Detto questo, e premesso che ho sempre pensato che soltanto gli stupidi non cambino idea, al contempo ritengo che in politica la coerenza sia gran dote, rara sicuramente. Mi domando e dico, pertanto, cosa possa spingere nel giro di pochi anni la stessa persona, la stessa Amministrazione, ad agire in maniera totalmente contrapposta, contraddittoria per molti versi, seppur ricoprendo la stessa posizione istituzionale. Ricordo bene le facili ironie della Sinistra alla primordiale idea innovativa della Giunta Scopelliti, tacciata di altezzosità e presunzione nel pensare di poter coinvolgere Zaha Hadid in qualcosa che riguardasse la riva calabrese dello Stretto. Eppure Zaha Hadid fu coinvolta eccome. Ricordo ancora meglio le aspre critiche al CentroDestra, accusato di disattenzione rispetto alle quotidiane difficoltà cittadine quando il progetto venne approvato e finanziato. Eppure i fondi c’erano, eccome.
Ciononostante, pochi anni più tardi, il primo tempo dell’Amministrazione guidata da Giuseppe Falcomatà, con un colpo di penna, addirittura tagliò quel progetto che oggi esalta, considerandolo simbolo della progettualità innovativa di quel CentroDestra che, a dire dell’altra sponda politica, a Reggio aveva lasciato solo debiti e sfracelli (lo dice tutt’oggi, oltre un decennio dopo). In un certo qual modo quindi fu una scelta coerente quella del primo mandato di Falcomatà. Insensata a parer mio, ma coerente.

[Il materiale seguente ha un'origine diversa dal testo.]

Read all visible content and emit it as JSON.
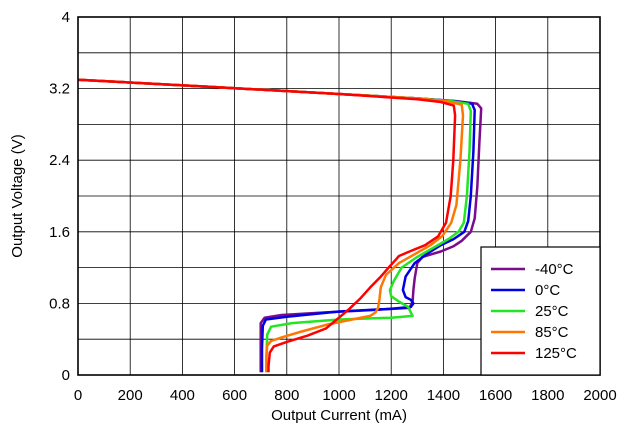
{
  "chart_data": {
    "type": "line",
    "title": "",
    "xlabel": "Output Current (mA)",
    "ylabel": "Output Voltage (V)",
    "xlim": [
      0,
      2000
    ],
    "ylim": [
      0,
      4
    ],
    "xticks": [
      "0",
      "200",
      "400",
      "600",
      "800",
      "1000",
      "1200",
      "1400",
      "1600",
      "1800",
      "2000"
    ],
    "yticks": [
      "0",
      "0.8",
      "1.6",
      "2.4",
      "3.2",
      "4"
    ],
    "grid": true,
    "legend_position": "bottom-right",
    "series": [
      {
        "name": "-40°C",
        "color": "#7B0C8C",
        "points": [
          [
            0,
            3.3
          ],
          [
            500,
            3.22
          ],
          [
            1000,
            3.14
          ],
          [
            1300,
            3.09
          ],
          [
            1450,
            3.06
          ],
          [
            1530,
            3.03
          ],
          [
            1545,
            2.98
          ],
          [
            1538,
            2.6
          ],
          [
            1530,
            2.1
          ],
          [
            1520,
            1.75
          ],
          [
            1505,
            1.6
          ],
          [
            1470,
            1.5
          ],
          [
            1440,
            1.44
          ],
          [
            1390,
            1.38
          ],
          [
            1320,
            1.32
          ],
          [
            1300,
            1.25
          ],
          [
            1290,
            1.08
          ],
          [
            1285,
            0.95
          ],
          [
            1282,
            0.82
          ],
          [
            1270,
            0.75
          ],
          [
            1150,
            0.73
          ],
          [
            950,
            0.7
          ],
          [
            780,
            0.67
          ],
          [
            715,
            0.64
          ],
          [
            700,
            0.58
          ],
          [
            700,
            0.35
          ],
          [
            700,
            0.03
          ]
        ]
      },
      {
        "name": "0°C",
        "color": "#0000E6",
        "points": [
          [
            0,
            3.3
          ],
          [
            500,
            3.22
          ],
          [
            1000,
            3.14
          ],
          [
            1300,
            3.09
          ],
          [
            1440,
            3.06
          ],
          [
            1510,
            3.03
          ],
          [
            1520,
            2.96
          ],
          [
            1515,
            2.5
          ],
          [
            1505,
            2.0
          ],
          [
            1495,
            1.72
          ],
          [
            1480,
            1.6
          ],
          [
            1440,
            1.52
          ],
          [
            1390,
            1.45
          ],
          [
            1340,
            1.36
          ],
          [
            1290,
            1.25
          ],
          [
            1255,
            1.1
          ],
          [
            1245,
            0.95
          ],
          [
            1255,
            0.87
          ],
          [
            1275,
            0.84
          ],
          [
            1285,
            0.8
          ],
          [
            1275,
            0.76
          ],
          [
            1200,
            0.74
          ],
          [
            1000,
            0.71
          ],
          [
            800,
            0.65
          ],
          [
            720,
            0.62
          ],
          [
            708,
            0.55
          ],
          [
            705,
            0.3
          ],
          [
            705,
            0.03
          ]
        ]
      },
      {
        "name": "25°C",
        "color": "#22E622",
        "points": [
          [
            0,
            3.3
          ],
          [
            500,
            3.22
          ],
          [
            1000,
            3.14
          ],
          [
            1300,
            3.09
          ],
          [
            1430,
            3.06
          ],
          [
            1495,
            3.03
          ],
          [
            1505,
            2.95
          ],
          [
            1500,
            2.5
          ],
          [
            1490,
            2.0
          ],
          [
            1478,
            1.7
          ],
          [
            1458,
            1.6
          ],
          [
            1420,
            1.52
          ],
          [
            1360,
            1.42
          ],
          [
            1300,
            1.32
          ],
          [
            1240,
            1.2
          ],
          [
            1210,
            1.05
          ],
          [
            1195,
            0.95
          ],
          [
            1200,
            0.88
          ],
          [
            1230,
            0.82
          ],
          [
            1265,
            0.76
          ],
          [
            1275,
            0.7
          ],
          [
            1282,
            0.66
          ],
          [
            1200,
            0.64
          ],
          [
            1000,
            0.62
          ],
          [
            820,
            0.58
          ],
          [
            740,
            0.54
          ],
          [
            725,
            0.45
          ],
          [
            722,
            0.2
          ],
          [
            722,
            0.03
          ]
        ]
      },
      {
        "name": "85°C",
        "color": "#FF7700",
        "points": [
          [
            0,
            3.3
          ],
          [
            500,
            3.22
          ],
          [
            1000,
            3.14
          ],
          [
            1300,
            3.09
          ],
          [
            1410,
            3.06
          ],
          [
            1470,
            3.02
          ],
          [
            1475,
            2.9
          ],
          [
            1465,
            2.4
          ],
          [
            1450,
            1.9
          ],
          [
            1430,
            1.7
          ],
          [
            1395,
            1.55
          ],
          [
            1350,
            1.45
          ],
          [
            1290,
            1.35
          ],
          [
            1230,
            1.25
          ],
          [
            1180,
            1.12
          ],
          [
            1160,
            0.98
          ],
          [
            1155,
            0.85
          ],
          [
            1150,
            0.75
          ],
          [
            1140,
            0.7
          ],
          [
            1120,
            0.66
          ],
          [
            1050,
            0.62
          ],
          [
            950,
            0.56
          ],
          [
            850,
            0.48
          ],
          [
            780,
            0.42
          ],
          [
            740,
            0.38
          ],
          [
            725,
            0.33
          ],
          [
            722,
            0.2
          ],
          [
            722,
            0.03
          ]
        ]
      },
      {
        "name": "125°C",
        "color": "#FF0000",
        "points": [
          [
            0,
            3.3
          ],
          [
            500,
            3.22
          ],
          [
            1000,
            3.14
          ],
          [
            1300,
            3.08
          ],
          [
            1390,
            3.05
          ],
          [
            1440,
            3.01
          ],
          [
            1445,
            2.9
          ],
          [
            1438,
            2.4
          ],
          [
            1428,
            2.0
          ],
          [
            1410,
            1.7
          ],
          [
            1380,
            1.55
          ],
          [
            1330,
            1.45
          ],
          [
            1270,
            1.38
          ],
          [
            1230,
            1.33
          ],
          [
            1215,
            1.28
          ],
          [
            1190,
            1.2
          ],
          [
            1160,
            1.1
          ],
          [
            1120,
            0.98
          ],
          [
            1080,
            0.85
          ],
          [
            1040,
            0.74
          ],
          [
            1000,
            0.64
          ],
          [
            950,
            0.52
          ],
          [
            880,
            0.44
          ],
          [
            800,
            0.37
          ],
          [
            750,
            0.32
          ],
          [
            735,
            0.25
          ],
          [
            730,
            0.1
          ],
          [
            730,
            0.03
          ]
        ]
      }
    ]
  }
}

Nel frattempo da allora ne è passata di fuffa sotto i ponti (non sotto quello del Calopinace, che aspettiamo con ansia per poter fruire di un’altra opera a metà: il Parco Lineare Sud, altra idea che trova origine nell’Amministrazione di Peppe Scopelliti).
Adesso, dunque, cosa è cambiato a Palazzo San Giorgio a tal punto da sovvertire la rotta verso il tanto disprezzato Water Front? Domanda retorica … Nulla. Si è solo perso tempo e una grossissima opportunità, quella di poter dare già oggi come prima impressione a chi arriva a Reggio Calabria una splendida opera, imponente, futuristica, unica al mondo, vale a dire l’opera per come originariamente progettata da Zaha Hadid. Tra poche ore ne vedremo un surrogato, che potrà anche essere esteticamente gradevole, ma non sarà di certo la stessa cosa di quel maestoso progetto. Malgrado ciò, sono certo che quello che verrà inaugurato domani, nonostante sia privo dell’opera primaria progettata da uno degli architetti più noti e geniali al mondo, sarà uno splendido biglietto da visita per tutti coloro che arrivando a Reggio vedranno finalmente qualcosa di decoroso, non ruderi e degrado. Traducibile come detto prima semplicemente con l’italiano lungomare, il termine waterfront analizzato letteralmente indica un “fronte di territorio a contatto con l’acqua”, un fronte che finalmente si è rifatto il look e del quale andrò fiero da reggino, a prescindere da chi metterà il famoso “cappello” sull’opera. Perché se qualcosa di buono, di bello viene realizzato, indipendentemente da tutto e tutti, non posso che rallegrarmene. A riprova di ciò che qui ho appena scritto, personalmente invitato dal Sindaco Giuseppe Falcomatà, io all’inaugurazione ci sarò. Ci sarò perché istituzionalmente corretto. Ci sarò perché la mia Reggio viene prima di tutto. Ci sarò perché sono di Reggio, il mio cuore è di Reggio, e tutto ciò che riguarda Reggio riguarda anche me ».